How Data Brokers Get Your Information
At a Glance
- Data brokers pull from 8 major source categories to build your profile — most collection happens without your knowledge
- Public records are the single largest source, but retail purchases and app SDKs contribute data you may never expect
- Your data passes through a secondary market where brokers buy and sell from each other, amplifying your exposure
- Each source has a specific countermeasure — no single action eliminates all collection, but targeted steps make a real difference
- Run a free scan to see what brokers have already assembled about you
Data brokers do not guess. They build profiles from concrete sources — public filings, purchase records, mobile apps, and dozens of other data streams that most people never think about. The average American adult has profiles on 50 to 100+ broker sites, and each of those profiles was assembled from real data that entered the broker ecosystem through identifiable channels.
Understanding where brokers get their data is the first step toward cutting off the supply. This article breaks down the 8 major source categories, explains what each one contributes to your broker profile, and gives you a specific action to reduce collection from each source.
1. Public Records
Government records are the foundation of the data broker industry. Every broker profile starts here because the data is free, legally accessible, and reliably accurate. Brokers systematically harvest records from county, state, and federal agencies — often through bulk data purchase agreements that cost a fraction of a cent per record.
The categories of public records that brokers consume include:
- Property records — county assessor and recorder offices publish deeds, mortgages, sale prices, and property tax assessments. Every home you have bought or sold is documented, including the transaction amount and the other parties involved.
- Voter registration — most states sell or make available their voter files, which include your full name, address, date of birth, party affiliation, and voting history (whether you voted, not how). States like Florida, Texas, and Ohio make voter data especially accessible. Only a handful of states (including California and Virginia) restrict commercial use.
- Court filings — civil lawsuits, criminal cases, divorces, bankruptcies, eviction proceedings, and restraining orders are all public in most jurisdictions. Federal court records are available through PACER. Brokers scrape these systematically.
- Marriage and divorce records — filed at the county level, these reveal spouse names, dates, and sometimes maiden names. Brokers use marriage records to build family relationship graphs.
- Professional licenses — state licensing boards publish databases of licensed professionals (doctors, lawyers, real estate agents, nurses, CPAs). These records include full names, addresses, license numbers, and disciplinary actions.
- Business filings — LLC registrations, DBA filings, and corporate officer records from secretary of state databases. If you have ever registered a business, your name and address are in the broker pipeline.
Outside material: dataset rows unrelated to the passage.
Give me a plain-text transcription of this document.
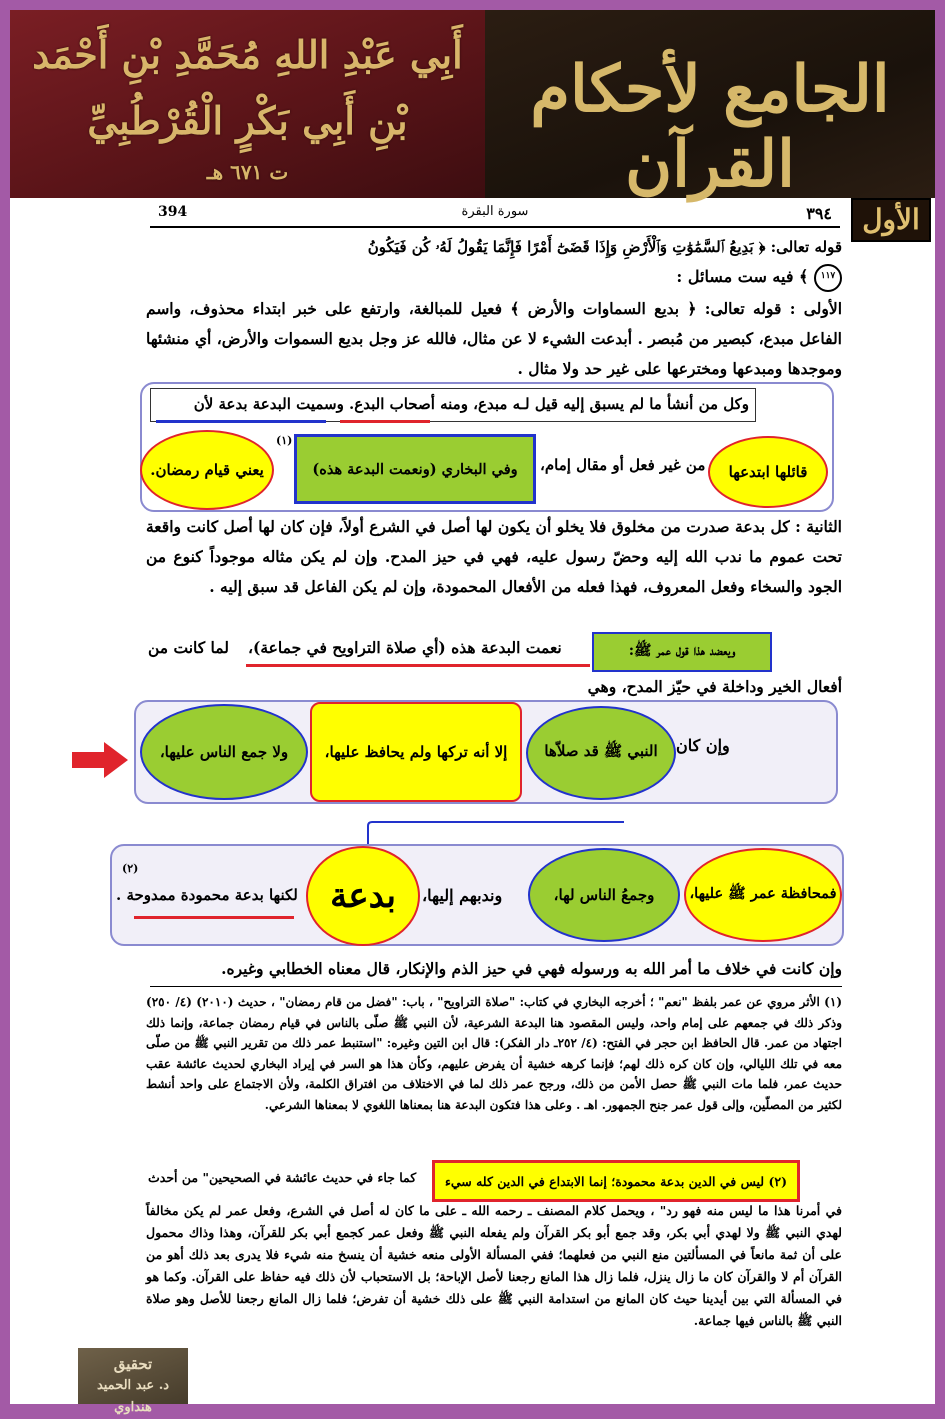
أَبِي عَبْدِ اللهِ مُحَمَّدِ بْنِ أَحْمَد
بْنِ أَبِي بَكْرٍ الْقُرْطُبِيِّ
ت ٦٧١ هـ
الجامع لأحكام القرآن
الأول
٣٩٤
سورة البقرة
394
قوله تعالى: ﴿ بَدِيعُ ٱلسَّمَٰوَٰتِ وَٱلْأَرْضِ وَإِذَا قَضَىٰٓ أَمْرًا فَإِنَّمَا يَقُولُ لَهُۥ كُن فَيَكُونُ
١١٧ ﴾ فيه ست مسائل :
الأولى : قوله تعالى: ﴿ بديع السماوات والأرض ﴾ فعيل للمبالغة، وارتفع على خبر ابتداء محذوف، واسم الفاعل مبدع، كبصير من مُبصر . أبدعت الشيء لا عن مثال، فالله عز وجل بديع السموات والأرض، أي منشئها وموجدها ومبدعها ومخترعها على غير حد ولا مثال .
وكل من أنشأ ما لم يسبق إليه قيل لـه مبدع، ومنه أصحاب البدع. وسميت البدعة بدعة لأن
قائلها ابتدعها
من غير فعل أو مقال إمام،
وفي البخاري (ونعمت البدعة هذه)
(١)
يعني قيام رمضان.
الثانية : كل بدعة صدرت من مخلوق فلا يخلو أن يكون لها أصل في الشرع أولاً، فإن كان لها أصل كانت واقعة تحت عموم ما ندب الله إليه وحضّ رسول عليه، فهي في حيز المدح. وإن لم يكن مثاله موجوداً كنوع من الجود والسخاء وفعل المعروف، فهذا فعله من الأفعال المحمودة، وإن لم يكن الفاعل قد سبق إليه .
ويعضد هذا قول عمر ﷺ:
نعمت البدعة هذه (أي صلاة التراويح في جماعة)،
لما كانت من
أفعال الخير وداخلة في حيّز المدح، وهي
وإن كان
النبي ﷺ قد صلاّها
إلا أنه تركها ولم يحافظ عليها،
ولا جمع الناس عليها،
فمحافظة عمر ﷺ عليها،
وجمعُ الناس لها،
وندبهم إليها،
بدعة
لكنها بدعة محمودة ممدوحة .
(٢)
وإن كانت في خلاف ما أمر الله به ورسوله فهي في حيز الذم والإنكار، قال معناه الخطابي وغيره.
(١) الأثر مروي عن عمر بلفظ "نعم" ؛ أخرجه البخاري في كتاب: "صلاة التراويح" ، باب: "فضل من قام رمضان" ، حديث (٢٠١٠) (٤/ ٢٥٠) وذكر ذلك في جمعهم على إمام واحد، وليس المقصود هنا البدعة الشرعية، لأن النبي ﷺ صلّى بالناس في قيام رمضان جماعة، وإنما ذلك اجتهاد من عمر. قال الحافظ ابن حجر في الفتح: (٤/ ٢٥٢ـ دار الفكر): قال ابن التين وغيره: "استنبط عمر ذلك من تقرير النبي ﷺ من صلّى معه في تلك الليالي، وإن كان كره ذلك لهم؛ فإنما كرهه خشية أن يفرض عليهم، وكأن هذا هو السر في إيراد البخاري لحديث عائشة عقب حديث عمر، فلما مات النبي ﷺ حصل الأمن من ذلك، ورجح عمر ذلك لما في الاختلاف من افتراق الكلمة، ولأن الاجتماع على واحد أنشط لكثير من المصلّين، وإلى قول عمر جنح الجمهور. اهـ . وعلى هذا فتكون البدعة هنا بمعناها اللغوي لا بمعناها الشرعي.
(٢) ليس في الدين بدعة محمودة؛ إنما الابتداع في الدين كله سيء
كما جاء في حديث عائشة في الصحيحين" من أحدث
في أمرنا هذا ما ليس منه فهو رد" ، ويحمل كلام المصنف ـ رحمه الله ـ على ما كان له أصل في الشرع، وفعل عمر لم يكن مخالفاً لهدي النبي ﷺ ولا لهدي أبي بكر، وقد جمع أبو بكر القرآن ولم يفعله النبي ﷺ وفعل عمر كجمع أبي بكر للقرآن، وهذا وذاك محمول على أن ثمة مانعاً في المسألتين منع النبي من فعلهما؛ ففي المسألة الأولى منعه خشية أن ينسخ منه شيء فلا يدرى بعد ذلك أهو من القرآن أم لا والقرآن كان ما زال ينزل، فلما زال هذا المانع رجعنا لأصل الإباحة؛ بل الاستحباب لأن ذلك فيه حفاظ على القرآن. وكما هو في المسألة التي بين أيدينا حيث كان المانع من استدامة النبي ﷺ على ذلك خشية أن تفرض؛ فلما زال المانع رجعنا للأصل وهو صلاة النبي ﷺ بالناس فيها جماعة.
تحقيق
د. عبد الحميد هنداوي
Why this matters: Public records are virtually impossible to suppress at the source. You cannot opt out of property ownership being public record. This is why removal from data brokers requires going after the brokers themselves, not the data sources.
2. Social Media Scraping
Every major social media platform prohibits scraping in its terms of service. Every major data broker does it anyway. The gap between platform policies and enforcement is enormous, and brokers exploit it systematically.
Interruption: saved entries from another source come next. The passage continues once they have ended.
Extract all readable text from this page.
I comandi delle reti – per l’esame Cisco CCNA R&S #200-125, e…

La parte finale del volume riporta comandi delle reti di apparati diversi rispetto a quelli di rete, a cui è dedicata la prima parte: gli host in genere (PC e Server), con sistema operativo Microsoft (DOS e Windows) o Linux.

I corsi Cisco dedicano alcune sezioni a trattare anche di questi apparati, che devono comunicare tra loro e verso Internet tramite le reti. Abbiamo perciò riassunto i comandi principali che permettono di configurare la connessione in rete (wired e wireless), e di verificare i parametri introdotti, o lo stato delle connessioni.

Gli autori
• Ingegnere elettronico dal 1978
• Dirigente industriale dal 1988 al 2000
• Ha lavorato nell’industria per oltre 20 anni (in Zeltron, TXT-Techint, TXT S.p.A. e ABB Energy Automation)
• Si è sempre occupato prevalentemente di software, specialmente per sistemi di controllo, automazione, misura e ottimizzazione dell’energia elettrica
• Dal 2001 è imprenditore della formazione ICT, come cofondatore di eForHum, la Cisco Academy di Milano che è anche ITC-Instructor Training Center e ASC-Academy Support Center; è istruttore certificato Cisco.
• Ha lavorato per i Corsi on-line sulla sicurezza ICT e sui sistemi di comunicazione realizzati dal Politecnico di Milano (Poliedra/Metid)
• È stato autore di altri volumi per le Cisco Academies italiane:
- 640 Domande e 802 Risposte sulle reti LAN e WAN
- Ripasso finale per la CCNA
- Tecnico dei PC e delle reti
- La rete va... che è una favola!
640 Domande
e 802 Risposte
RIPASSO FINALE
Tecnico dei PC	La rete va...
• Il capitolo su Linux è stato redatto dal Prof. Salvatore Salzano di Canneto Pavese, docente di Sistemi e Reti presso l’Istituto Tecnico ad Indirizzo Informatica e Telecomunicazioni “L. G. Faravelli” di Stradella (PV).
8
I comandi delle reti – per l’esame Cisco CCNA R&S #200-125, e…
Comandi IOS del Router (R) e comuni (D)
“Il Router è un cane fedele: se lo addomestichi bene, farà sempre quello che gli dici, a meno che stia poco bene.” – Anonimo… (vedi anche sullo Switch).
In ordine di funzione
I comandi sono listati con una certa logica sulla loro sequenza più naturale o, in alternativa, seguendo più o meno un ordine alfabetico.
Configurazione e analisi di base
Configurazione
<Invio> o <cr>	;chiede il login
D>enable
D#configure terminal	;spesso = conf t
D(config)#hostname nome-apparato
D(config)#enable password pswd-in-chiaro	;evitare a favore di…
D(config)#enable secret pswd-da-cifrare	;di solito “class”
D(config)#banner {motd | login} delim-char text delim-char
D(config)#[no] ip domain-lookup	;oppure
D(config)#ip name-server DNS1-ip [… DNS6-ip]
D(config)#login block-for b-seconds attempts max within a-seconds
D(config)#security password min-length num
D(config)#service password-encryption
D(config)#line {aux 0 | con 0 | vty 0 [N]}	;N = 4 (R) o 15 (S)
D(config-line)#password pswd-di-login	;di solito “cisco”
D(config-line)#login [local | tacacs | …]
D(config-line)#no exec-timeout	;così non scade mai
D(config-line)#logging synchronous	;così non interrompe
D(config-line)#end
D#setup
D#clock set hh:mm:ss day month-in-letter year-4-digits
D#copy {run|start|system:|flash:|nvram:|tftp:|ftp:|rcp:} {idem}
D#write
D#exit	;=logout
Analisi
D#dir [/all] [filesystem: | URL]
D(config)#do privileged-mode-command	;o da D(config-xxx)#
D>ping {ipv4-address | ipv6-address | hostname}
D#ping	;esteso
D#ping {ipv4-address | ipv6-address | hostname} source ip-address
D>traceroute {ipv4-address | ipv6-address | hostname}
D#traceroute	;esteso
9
What brokers collect from social media goes beyond your posts:
- Profile metadata — your display name, username, bio text, profile photo, cover photo, join date, and location field. Even if your posts are private, this metadata is often public.
- Follower and following graphs — who you follow and who follows you reveals relationships, interests, and professional connections. Brokers use this to identify relatives, coworkers, and romantic partners.
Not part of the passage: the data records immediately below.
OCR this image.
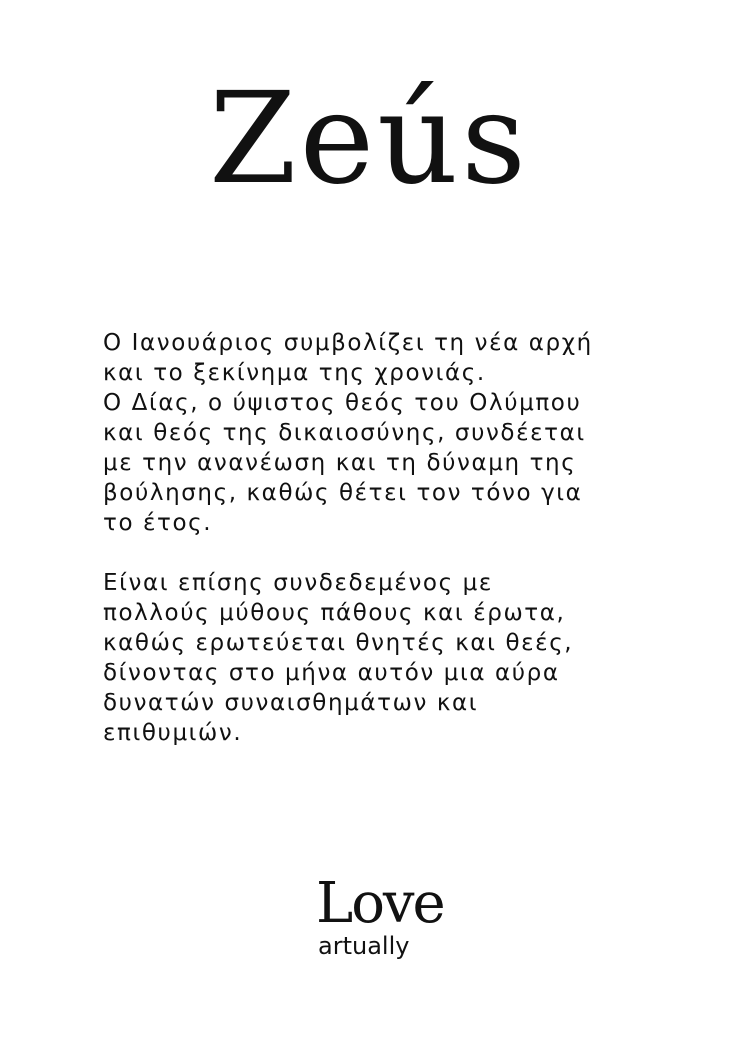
Zeús

Ο Ιανουάριος συμβολίζει τη νέα αρχή
και το ξεκίνημα της χρονιάς.
Ο Δίας, ο ύψιστος θεός του Ολύμπου
και θεός της δικαιοσύνης, συνδέεται
με την ανανέωση και τη δύναμη της
βούλησης, καθώς θέτει τον τόνο για
το έτος.

Είναι επίσης συνδεδεμένος με
πολλούς μύθους πάθους και έρωτα,
καθώς ερωτεύεται θνητές και θεές,
δίνοντας στο μήνα αυτόν μια αύρα
δυνατών συναισθημάτων και
επιθυμιών.

Love
artually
- Photo metadata — images uploaded to social media can contain EXIF data with GPS coordinates, camera model, and timestamps. While most platforms strip EXIF on upload now, older photos (pre-2016) were often stored with full metadata intact.
- Check-ins and location tags — Foursquare, Instagram, and Facebook check-ins create a timestamped location history that brokers use to confirm your address, identify your workplace, and map your daily patterns.
- Employment and education — LinkedIn profiles are a primary source for employer data. Brokers scrape job titles, company names, start dates, and education history directly from LinkedIn, despite the platform's aggressive anti-scraping measures.
Setting your profiles to "private" helps but does not eliminate collection. Your username, profile photo, display name, and bio remain visible on most platforms even with the strictest privacy settings. And any data that was public before you locked your account may already be in broker databases.
3. Retail Purchase Data
Every time you swipe a loyalty card, use a store credit card, or scan a receipt through an app, you generate purchase data that enters the broker ecosystem. Retail data is valuable because it reveals what you buy, how much you spend, how often you shop, and where you shop — behavioral signals that advertisers pay premium prices for.
- Loyalty programs — a single grocery loyalty card generates 500+ data points per year: every item you buy, every coupon you redeem, your visit frequency, and your average basket size. Programs like Kroger Plus, CVS ExtraCare, and Walgreens Balance Rewards sell aggregated purchase data to third-party data brokers.
- Store credit cards — retail-branded credit cards (Target RedCard, Amazon Store Card, Macy's) generate itemized transaction data that the retailer can use and share, separate from the credit card network's data.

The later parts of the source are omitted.